この森の唯一の障害物である彼岸花の茎を背に、ベルトラルドの人形とリンが密集した全員を守る様に立ち塞がる。小さな安全地帯を作り上げてそこに籠城する構え……というわけではもちろんない。ここまで狭いとリンはまともに攻撃できないので、盾で大軍に押し込まれないように耐えるしかできないだろう。ベルトラルドの人形も完全に防御姿勢であり、突破されるのは時間の問題だ。
その上そもそもある程度の空間を確保するために、二人の防御に隙間がある。そこを私の封印の檻で塞いでいる状態だ。これの効果時間と共に、私達の命運は決定される事だろう。
そんな中で発案者であるウタミヤは、慌てず急がず一つの魔法を詠唱し始めた。
歌詠みの詠唱魔法というのは珍しい。そもそも詠唱も魔法陣の操作も必要ないというのが彼女達の魔法の性質であり、それを真っ向から否定するこの魔法は当然、一般的には普通だが、彼女達にとっては特殊な物に分類されていた。
私はその陣を見て小さく驚く。
知っている単語で構成されている陣ではあるが、私はこんな物を作ろうとは一度も考えたことがない。当然授業で教える魔法陣の知識としても頭に入っていない。
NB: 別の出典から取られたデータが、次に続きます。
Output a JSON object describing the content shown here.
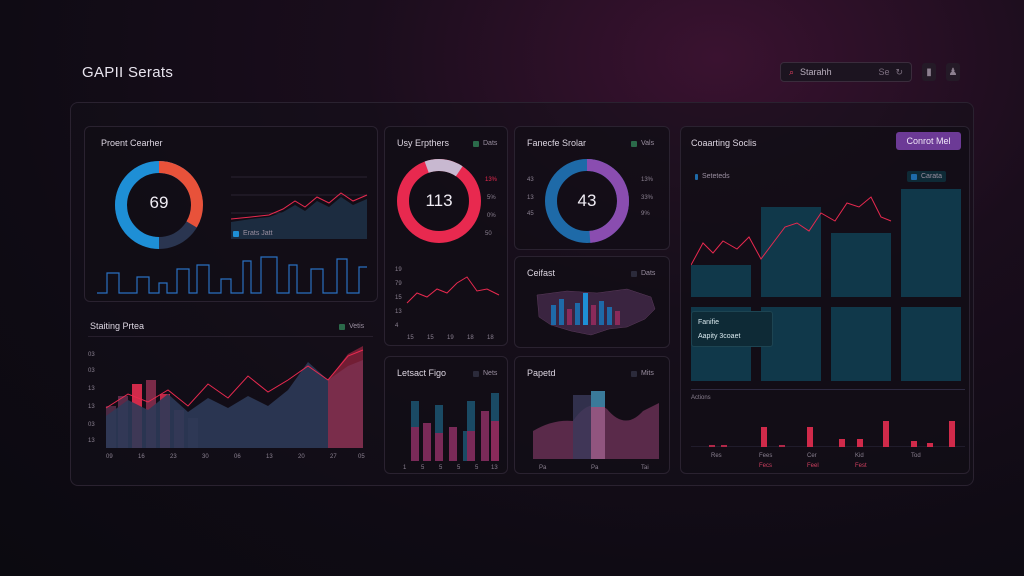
{
  "header": {
    "title": "GAPII Serats",
    "search_placeholder": "Starahh",
    "search_shortcut": "Se",
    "search_icon": "search-icon"
  },
  "panels": {
    "profit": {
      "title": "Proent Cearher",
      "donut_value": "69",
      "legend": "Erats Jatt"
    },
    "usage": {
      "title": "Usy Erpthers",
      "legend": "Dats",
      "donut_value": "113",
      "side_labels": [
        "13%",
        "5%",
        "0%",
        "50"
      ]
    },
    "factor": {
      "title": "Fanecfe Srolar",
      "legend": "Vals",
      "donut_value": "43",
      "left_labels": [
        "43",
        "13",
        "45"
      ],
      "right_labels": [
        "13%",
        "33%",
        "9%"
      ]
    },
    "compare": {
      "title": "Coaarting Soclis",
      "button": "Conrot Mel",
      "legend_left": "Seteteds",
      "legend_right": "Carata",
      "popup_line1": "Fanifie",
      "popup_line2": "Aapity 3coaet",
      "axis_label": "Actions",
      "x_labels": [
        "Res",
        "Fees",
        "Cer",
        "Fecs",
        "Kid",
        "Feel",
        "Tod",
        "Fest"
      ]
    },
    "starting": {
      "title": "Staiting Prtea",
      "legend": "Vetis",
      "y_labels": [
        "03",
        "03",
        "13",
        "13",
        "03",
        "13",
        "03",
        "03"
      ],
      "x_labels": [
        "09",
        "16",
        "23",
        "30",
        "06",
        "13",
        "20",
        "27",
        "05"
      ]
    },
    "latest": {
      "title": "Letsact Figo",
      "legend": "Nets",
      "x_labels": [
        "1",
        "5",
        "5",
        "5",
        "5",
        "13"
      ]
    },
    "central": {
      "title": "Ceifast",
      "legend": "Dats"
    },
    "panel_p": {
      "title": "Papetd",
      "legend": "Mits",
      "x_labels": [
        "Pa",
        "Pa",
        "Tai"
      ]
    },
    "usage_mini": {
      "y_labels": [
        "19",
        "79",
        "15",
        "13",
        "4"
      ],
      "x_labels": [
        "15",
        "15",
        "19",
        "18",
        "18"
      ]
    }
  },
  "colors": {
    "accent_red": "#e8294f",
    "accent_blue": "#1e8fd6",
    "accent_purple": "#8a4db0",
    "teal": "#1a4a5c",
    "bg": "#0f0b14"
  }
}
……つまりこの魔法、古代魔法かオリジナルだ。それもそう単純な効果ではない。これから起きる現象には想像が付くが、それが何のために行われるのかはよく分からないのだ。
これがオリジナルの魔法だった場合、制作者は何を思ってこんな“無意味”な魔法を頭に思い描いたのだろう。私は他にやる事もないので、そんな事に思いを馳せる。